Don't forget that the 16-bit z80 has a 64KB address space. Bank 0 has to keep being system routines, at least another swappable page in Bank 1, leaving 32KB in $8000-$FFFF. Then space for the VAT, the stack, system variables, the FPS, the OPS, and buffers, and you only end up with 21KB. We don't have public details of where the extra 3KB went, or what the 768 bytes that the graph buffer occupied turned into. Or even how exactly you display 300KB of data from a z80 at a reasonable framerate.
There's also the 768 byte APD buffer, but yeah, i think we're all really curious as to how TI actually went about implementing this new screen.
DJ_O, the whole screen buffer absolutely doesn't fit into the address space, though it might fit into RAM, since we don't know anything public about the RAM chip in this device. The bigger problem is that we almost definitely can't address the whole thing at once, unless the z80 magically got a log2(320*240*2)=log2(153.6KB)=18-bit address space.
KermMartian wrote:
DJ_O, the whole screen buffer absolutely doesn't fit into the address space, though it might fit into RAM, since we don't know anything public about the RAM chip in this device. The bigger problem is that we almost definitely can't address the whole thing at once, unless the z80 magically got a log2(320*240*2)=log2(153.6KB)=18-bit address space.

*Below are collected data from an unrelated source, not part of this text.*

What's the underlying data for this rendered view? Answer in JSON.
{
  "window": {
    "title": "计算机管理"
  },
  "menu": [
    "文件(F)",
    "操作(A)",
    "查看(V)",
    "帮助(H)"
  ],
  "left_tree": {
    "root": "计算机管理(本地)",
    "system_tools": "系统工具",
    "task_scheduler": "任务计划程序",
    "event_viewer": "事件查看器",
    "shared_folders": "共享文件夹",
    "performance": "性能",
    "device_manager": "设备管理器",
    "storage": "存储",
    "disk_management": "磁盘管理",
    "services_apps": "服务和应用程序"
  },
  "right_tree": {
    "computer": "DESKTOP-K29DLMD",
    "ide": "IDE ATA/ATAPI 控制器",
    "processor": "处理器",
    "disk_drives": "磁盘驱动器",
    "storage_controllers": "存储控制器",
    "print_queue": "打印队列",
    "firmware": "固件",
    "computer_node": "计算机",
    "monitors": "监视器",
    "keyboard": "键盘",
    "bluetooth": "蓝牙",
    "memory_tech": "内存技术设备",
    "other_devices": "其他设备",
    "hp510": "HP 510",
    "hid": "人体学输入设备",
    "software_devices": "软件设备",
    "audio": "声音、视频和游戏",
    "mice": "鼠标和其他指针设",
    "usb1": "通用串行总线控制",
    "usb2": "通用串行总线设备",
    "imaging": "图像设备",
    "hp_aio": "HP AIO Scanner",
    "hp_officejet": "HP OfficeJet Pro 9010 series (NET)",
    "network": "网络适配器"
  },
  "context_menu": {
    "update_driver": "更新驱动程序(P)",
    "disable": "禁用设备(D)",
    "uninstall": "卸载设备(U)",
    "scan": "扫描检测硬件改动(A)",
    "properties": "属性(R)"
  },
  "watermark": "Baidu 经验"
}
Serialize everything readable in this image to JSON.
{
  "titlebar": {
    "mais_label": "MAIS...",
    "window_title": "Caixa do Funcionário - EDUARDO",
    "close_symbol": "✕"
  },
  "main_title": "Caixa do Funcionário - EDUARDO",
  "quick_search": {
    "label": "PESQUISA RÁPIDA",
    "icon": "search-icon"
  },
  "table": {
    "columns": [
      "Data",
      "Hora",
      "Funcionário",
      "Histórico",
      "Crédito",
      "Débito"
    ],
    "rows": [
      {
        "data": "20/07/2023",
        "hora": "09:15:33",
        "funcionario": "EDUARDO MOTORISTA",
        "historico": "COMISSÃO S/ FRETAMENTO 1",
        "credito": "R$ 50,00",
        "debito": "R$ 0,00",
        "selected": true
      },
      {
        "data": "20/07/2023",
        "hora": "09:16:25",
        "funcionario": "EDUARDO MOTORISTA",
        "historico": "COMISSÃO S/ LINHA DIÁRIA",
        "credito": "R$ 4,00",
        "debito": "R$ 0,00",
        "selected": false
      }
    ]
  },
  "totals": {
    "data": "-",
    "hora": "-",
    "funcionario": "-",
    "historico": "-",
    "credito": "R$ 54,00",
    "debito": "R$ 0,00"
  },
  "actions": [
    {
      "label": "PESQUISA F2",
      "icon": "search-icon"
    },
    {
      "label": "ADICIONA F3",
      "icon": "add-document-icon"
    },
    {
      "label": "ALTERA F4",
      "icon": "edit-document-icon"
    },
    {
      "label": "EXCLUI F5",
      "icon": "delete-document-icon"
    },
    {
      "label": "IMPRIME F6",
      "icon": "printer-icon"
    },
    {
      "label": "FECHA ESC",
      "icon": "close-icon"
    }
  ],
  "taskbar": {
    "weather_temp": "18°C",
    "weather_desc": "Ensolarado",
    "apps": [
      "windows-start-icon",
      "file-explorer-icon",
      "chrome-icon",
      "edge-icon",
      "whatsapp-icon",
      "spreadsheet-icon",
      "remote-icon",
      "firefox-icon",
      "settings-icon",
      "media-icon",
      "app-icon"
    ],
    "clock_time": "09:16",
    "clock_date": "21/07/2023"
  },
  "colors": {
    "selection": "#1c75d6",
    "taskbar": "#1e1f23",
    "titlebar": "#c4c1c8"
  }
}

Well it wouldn't have to be "magically" - TI does have a processor division, after all, and they could have modified the Z80 to have a wider address pins. Intel did that twice, after all - 16-bit CPU with a 20-bit and 24-bit RAM address pins.

But cynically I expect TI went with the easiest, cheapest solution and just half-assed this purely to be able to say they have a high resolution color screen since their competition has that.
TI released the full specs to the calculator!!
http://education.ti.com/en/us/products/calculators/graphing-calculators/ti-84-plus-c-silver-edition

Got it in my email this morning Very Happy
Roguebantha wrote:
TI released the full specs to the calculator!!
http://education.ti.com/en/us/products/calculators/graphing-calculators/ti-84-plus-c-silver-edition

Got it in my email this morning Very Happy
I got the same email. No new information in it whatsoever, sadly, including no new information about the processor type and speed.
True, true...well actually, we know that it is a Z80 processor, because they said at the bottom that it was compatible with current ASM code.

Looks like TI is releasing a test guard program to stop people from using certain programs and/or data during tests. Challenge accepted. Very Happy
The test guard is nothing new; the TI-84+/SE calculators have that as well. Yes, it seems that they're implying it will run z80 ASM, but is it a true z80? An ez80? An ARM emulating a z80? We don't know yet.
Ah yes, I see, that's true...I'm hoping they use a better processor, that would be very nice. I am bummed that they didn't put in more RAM though...

I really, really, want to put TestGuard on my calculator, just so I can hack it, I admit XD
Does it still have a normal link cable port? The specs on the website mention only USB for unit-to-unit transfers.